Charles Bukowski

Vegas

there was a frozen tree that I wanted to paint but the shells came down and in Vegas looking across at a green sunshade at 3:30 in the morning, I died without nails, without a copy of the Atlantic Monthly, the windows screamed like doves moaning the bombing of Milan and I went out to live with the rats but the lights were too bright and I thought maybe I'd better go back and sit in a poetry class: a marvelous description of a gazelle is hell; the cross sits like a fly on my window, my mother's breath stirs small leaves in my mind; and I hitch-hiked back to L.A. through hangover clouds and I pulled a letter from my pocket and read it and the truckdriver said, what's that? and I said, there's some gal up North who used to sleep with Pound, she's trying to tell me that H.D. was our greatest scribe; well, Hilda gave us a few pink Grecian gods in with the chinaware, but after reading her I still have 140 icicles hanging from my bones.

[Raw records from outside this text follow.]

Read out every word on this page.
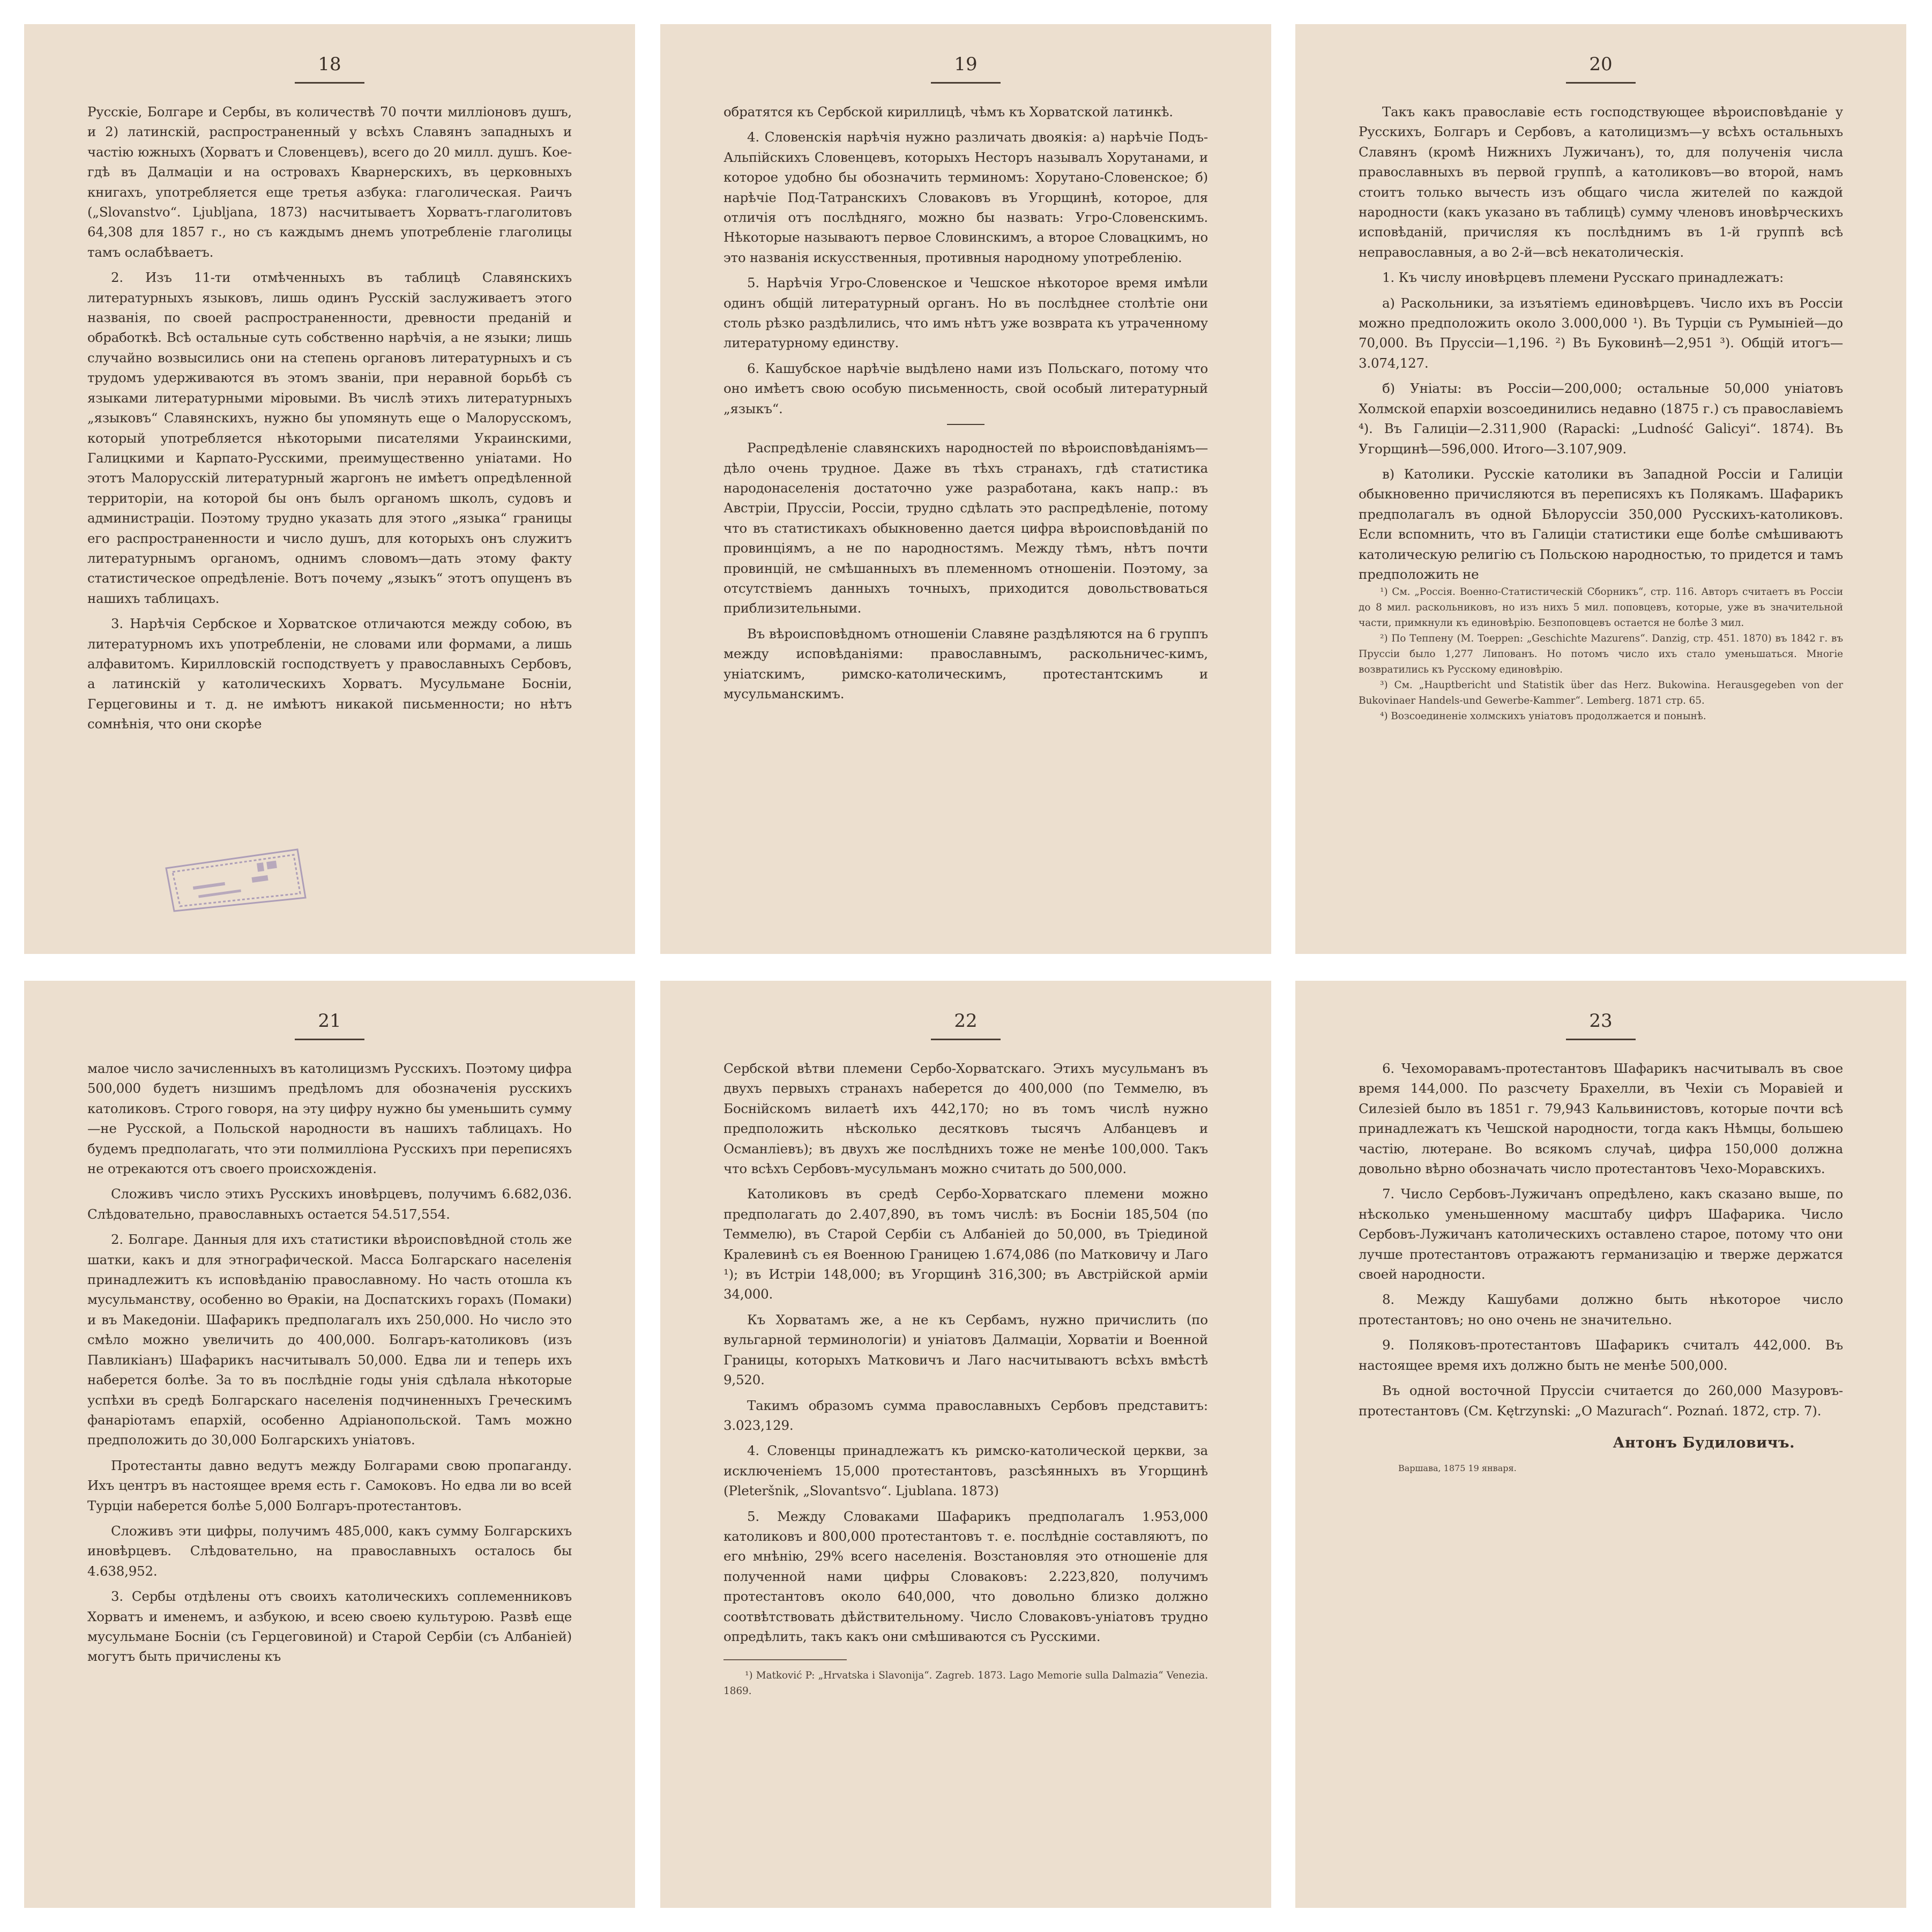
18

Русскіе, Болгаре и Сербы, въ количествѣ 70 почти милліоновъ душъ, и 2) латинскій, распространенный у всѣхъ Славянъ западныхъ и частію южныхъ (Хорватъ и Словенцевъ), всего до 20 милл. душъ. Кое-гдѣ въ Далмаціи и на островахъ Кварнерскихъ, въ церковныхъ книгахъ, употребляется еще третья азбука: глаголическая. Раичъ („Slovanstvo“. Ljubljana, 1873) насчитываетъ Хорватъ-глаголитовъ 64,308 для 1857 г., но съ каждымъ днемъ употребленіе глаголицы тамъ ослабѣваетъ.

2. Изъ 11-ти отмѣченныхъ въ таблицѣ Славянскихъ литературныхъ языковъ, лишь одинъ Русскій заслуживаетъ этого названія, по своей распространенности, древности преданій и обработкѣ. Всѣ остальные суть собственно нарѣчія, а не языки; лишь случайно возвысились они на степень органовъ литературныхъ и съ трудомъ удерживаются въ этомъ званіи, при неравной борьбѣ съ языками литературными міровыми. Въ числѣ этихъ литературныхъ „языковъ“ Славянскихъ, нужно бы упомянуть еще о Малорусскомъ, который употребляется нѣкоторыми писателями Украинскими, Галицкими и Карпато-Русскими, преимущественно уніатами. Но этотъ Малорусскій литературный жаргонъ не имѣетъ опредѣленной территоріи, на которой бы онъ былъ органомъ школъ, судовъ и администраціи. Поэтому трудно указать для этого „языка“ границы его распространенности и число душъ, для которыхъ онъ служитъ литературнымъ органомъ, однимъ словомъ—дать этому факту статистическое опредѣленіе. Вотъ почему „языкъ“ этотъ опущенъ въ нашихъ таблицахъ.

3. Нарѣчія Сербское и Хорватское отличаются между собою, въ литературномъ ихъ употребленіи, не словами или формами, а лишь алфавитомъ. Кирилловскій господствуетъ у православныхъ Сербовъ, а латинскій у католическихъ Хорватъ. Мусульмане Босніи, Герцеговины и т. д. не имѣютъ никакой письменности; но нѣтъ сомнѣнія, что они скорѣе

19

обратятся къ Сербской кириллицѣ, чѣмъ къ Хорватской латинкѣ.

4. Словенскія нарѣчія нужно различать двоякія: а) нарѣчіе Подъ-Альпійскихъ Словенцевъ, которыхъ Несторъ называлъ Хорутанами, и которое удобно бы обозначить терминомъ: Хорутано-Словенское; б) нарѣчіе Под-Татранскихъ Словаковъ въ Угорщинѣ, которое, для отличія отъ послѣдняго, можно бы назвать: Угро-Словенскимъ. Нѣкоторые называютъ первое Словинскимъ, а второе Словацкимъ, но это названія искусственныя, противныя народному употребленію.

5. Нарѣчія Угро-Словенское и Чешское нѣкоторое время имѣли одинъ общій литературный органъ. Но въ послѣднее столѣтіе они столь рѣзко раздѣлились, что имъ нѣтъ уже возврата къ утраченному литературному единству.

6. Кашубское нарѣчіе выдѣлено нами изъ Польскаго, потому что оно имѣетъ свою особую письменность, свой особый литературный „языкъ“.

Распредѣленіе славянскихъ народностей по вѣроисповѣданіямъ—дѣло очень трудное. Даже въ тѣхъ странахъ, гдѣ статистика народонаселенія достаточно уже разработана, какъ напр.: въ Австріи, Пруссіи, Россіи, трудно сдѣлать это распредѣленіе, потому что въ статистикахъ обыкновенно дается цифра вѣроисповѣданій по провинціямъ, а не по народностямъ. Между тѣмъ, нѣтъ почти провинцій, не смѣшанныхъ въ племенномъ отношеніи. Поэтому, за отсутствіемъ данныхъ точныхъ, приходится довольствоваться приблизительными.

Въ вѣроисповѣдномъ отношеніи Славяне раздѣляются на 6 группъ между исповѣданіями: православнымъ, раскольничес-кимъ, уніатскимъ, римско-католическимъ, протестантскимъ и мусульманскимъ.

20

Такъ какъ православіе есть господствующее вѣроисповѣданіе у Русскихъ, Болгаръ и Сербовъ, а католицизмъ—у всѣхъ остальныхъ Славянъ (кромѣ Нижнихъ Лужичанъ), то, для полученія числа православныхъ въ первой группѣ, а католиковъ—во второй, намъ стоитъ только вычесть изъ общаго числа жителей по каждой народности (какъ указано въ таблицѣ) сумму членовъ иновѣрческихъ исповѣданій, причисляя къ послѣднимъ въ 1-й группѣ всѣ неправославныя, а во 2-й—всѣ некатолическія.

1. Къ числу иновѣрцевъ племени Русскаго принадлежатъ:

а) Раскольники, за изъятіемъ единовѣрцевъ. Число ихъ въ Россіи можно предположить около 3.000,000 ¹). Въ Турціи съ Румыніей—до 70,000. Въ Пруссіи—1,196. ²) Въ Буковинѣ—2,951 ³). Общій итогъ—3.074,127.

б) Уніаты: въ Россіи—200,000; остальные 50,000 уніатовъ Холмской епархіи возсоединились недавно (1875 г.) съ православіемъ ⁴). Въ Галиціи—2.311,900 (Rapacki: „Ludność Galicyi“. 1874). Въ Угорщинѣ—596,000. Итого—3.107,909.

в) Католики. Русскіе католики въ Западной Россіи и Галиціи обыкновенно причисляются въ переписяхъ къ Полякамъ. Шафарикъ предполагалъ въ одной Бѣлоруссіи 350,000 Русскихъ-католиковъ. Если вспомнить, что въ Галиціи статистики еще болѣе смѣшиваютъ католическую религію съ Польскою народностью, то придется и тамъ предположить не

¹) См. „Россія. Военно-Статистическій Сборникъ“, стр. 116. Авторъ считаетъ въ Россіи до 8 мил. раскольниковъ, но изъ нихъ 5 мил. поповцевъ, которые, уже въ значительной части, примкнули къ единовѣрію. Безпоповцевъ остается не болѣе 3 мил.

²) По Теппену (M. Toeppen: „Geschichte Mazurens“. Danzig, стр. 451. 1870) въ 1842 г. въ Пруссіи было 1,277 Липованъ. Но потомъ число ихъ стало уменьшаться. Многіе возвратились къ Русскому единовѣрію.

³) См. „Hauptbericht und Statistik über das Herz. Bukowina. Herausgegeben von der Bukovinaer Handels-und Gewerbe-Kammer“. Lemberg. 1871 стр. 65.

⁴) Возсоединеніе холмскихъ уніатовъ продолжается и понынѣ.

21

малое число зачисленныхъ въ католицизмъ Русскихъ. Поэтому цифра 500,000 будетъ низшимъ предѣломъ для обозначенія русскихъ католиковъ. Строго говоря, на эту цифру нужно бы уменьшить сумму—не Русской, а Польской народности въ нашихъ таблицахъ. Но будемъ предполагать, что эти полмилліона Русскихъ при переписяхъ не отрекаются отъ своего происхожденія.

Сложивъ число этихъ Русскихъ иновѣрцевъ, получимъ 6.682,036. Слѣдовательно, православныхъ остается 54.517,554.

2. Болгаре. Данныя для ихъ статистики вѣроисповѣдной столь же шатки, какъ и для этнографической. Масса Болгарскаго населенія принадлежитъ къ исповѣданію православному. Но часть отошла къ мусульманству, особенно во Ѳракіи, на Доспатскихъ горахъ (Помаки) и въ Македоніи. Шафарикъ предполагалъ ихъ 250,000. Но число это смѣло можно увеличить до 400,000. Болгаръ-католиковъ (изъ Павликіанъ) Шафарикъ насчитывалъ 50,000. Едва ли и теперь ихъ наберется болѣе. За то въ послѣдніе годы унія сдѣлала нѣкоторые успѣхи въ средѣ Болгарскаго населенія подчиненныхъ Греческимъ фанаріотамъ епархій, особенно Адріанопольской. Тамъ можно предположить до 30,000 Болгарскихъ уніатовъ.

Протестанты давно ведутъ между Болгарами свою пропаганду. Ихъ центръ въ настоящее время есть г. Самоковъ. Но едва ли во всей Турціи наберется болѣе 5,000 Болгаръ-протестантовъ.

Сложивъ эти цифры, получимъ 485,000, какъ сумму Болгарскихъ иновѣрцевъ. Слѣдовательно, на православныхъ осталось бы 4.638,952.

3. Сербы отдѣлены отъ своихъ католическихъ соплеменниковъ Хорватъ и именемъ, и азбукою, и всею своею культурою. Развѣ еще мусульмане Босніи (съ Герцеговиной) и Старой Сербіи (съ Албаніей) могутъ быть причислены къ

22

Сербской вѣтви племени Сербо-Хорватскаго. Этихъ мусульманъ въ двухъ первыхъ странахъ наберется до 400,000 (по Теммелю, въ Боснійскомъ вилаетѣ ихъ 442,170; но въ томъ числѣ нужно предположить нѣсколько десятковъ тысячъ Албанцевъ и Османліевъ); въ двухъ же послѣднихъ тоже не менѣе 100,000. Такъ что всѣхъ Сербовъ-мусульманъ можно считать до 500,000.

Католиковъ въ средѣ Сербо-Хорватскаго племени можно предполагать до 2.407,890, въ томъ числѣ: въ Босніи 185,504 (по Теммелю), въ Старой Сербіи съ Албаніей до 50,000, въ Тріединой Кралевинѣ съ ея Военною Границею 1.674,086 (по Матковичу и Лаго ¹); въ Истріи 148,000; въ Угорщинѣ 316,300; въ Австрійской арміи 34,000.

Къ Хорватамъ же, а не къ Сербамъ, нужно причислить (по вульгарной терминологіи) и уніатовъ Далмаціи, Хорватіи и Военной Границы, которыхъ Матковичъ и Лаго насчитываютъ всѣхъ вмѣстѣ 9,520.

Такимъ образомъ сумма православныхъ Сербовъ представитъ: 3.023,129.

4. Словенцы принадлежатъ къ римско-католической церкви, за исключеніемъ 15,000 протестантовъ, разсѣянныхъ въ Угорщинѣ (Pleteršnik, „Slovantsvo“. Ljublana. 1873)

5. Между Словаками Шафарикъ предполагалъ 1.953,000 католиковъ и 800,000 протестантовъ т. е. послѣдніе составляютъ, по его мнѣнію, 29% всего населенія. Возстановляя это отношеніе для полученной нами цифры Словаковъ: 2.223,820, получимъ протестантовъ около 640,000, что довольно близко должно соотвѣтствовать дѣйствительному. Число Словаковъ-уніатовъ трудно опредѣлить, такъ какъ они смѣшиваются съ Русскими.

¹) Matković P: „Hrvatska i Slavonija“. Zagreb. 1873. Lago Memorie sulla Dalmazia“ Venezia. 1869.

23

6. Чехоморавамъ-протестантовъ Шафарикъ насчитывалъ въ свое время 144,000. По разсчету Брахелли, въ Чехіи съ Моравіей и Силезіей было въ 1851 г. 79,943 Кальвинистовъ, которые почти всѣ принадлежатъ къ Чешской народности, тогда какъ Нѣмцы, большею частію, лютеране. Во всякомъ случаѣ, цифра 150,000 должна довольно вѣрно обозначать число протестантовъ Чехо-Моравскихъ.

7. Число Сербовъ-Лужичанъ опредѣлено, какъ сказано выше, по нѣсколько уменьшенному масштабу цифръ Шафарика. Число Сербовъ-Лужичанъ католическихъ оставлено старое, потому что они лучше протестантовъ отражаютъ германизацію и тверже держатся своей народности.

8. Между Кашубами должно быть нѣкоторое число протестантовъ; но оно очень не значительно.

9. Поляковъ-протестантовъ Шафарикъ считалъ 442,000. Въ настоящее время ихъ должно быть не менѣе 500,000.

Въ одной восточной Пруссіи считается до 260,000 Мазуровъ-протестантовъ (См. Kętrzynski: „O Mazurach“. Poznań. 1872, стр. 7).

Антонъ Будиловичъ.
Варшава, 1875 19 января.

I'm not going all the way to L.A., the truckdriver said. it's all right, I sad, the calla lilies nod to our minds and someday we'll all go home together. in fact, he said, this is as far as we go. so I let him have it; old withered whore of time your breasts taste the sour cream of dreaming . . . he let me out in the middle of the desert; to die is to die is to die, old phonographs in cellars, joe di maggio, magazines in with the onions . . . an old Ford picked me up 45 minutes later and, this time, I kept my mouth shut.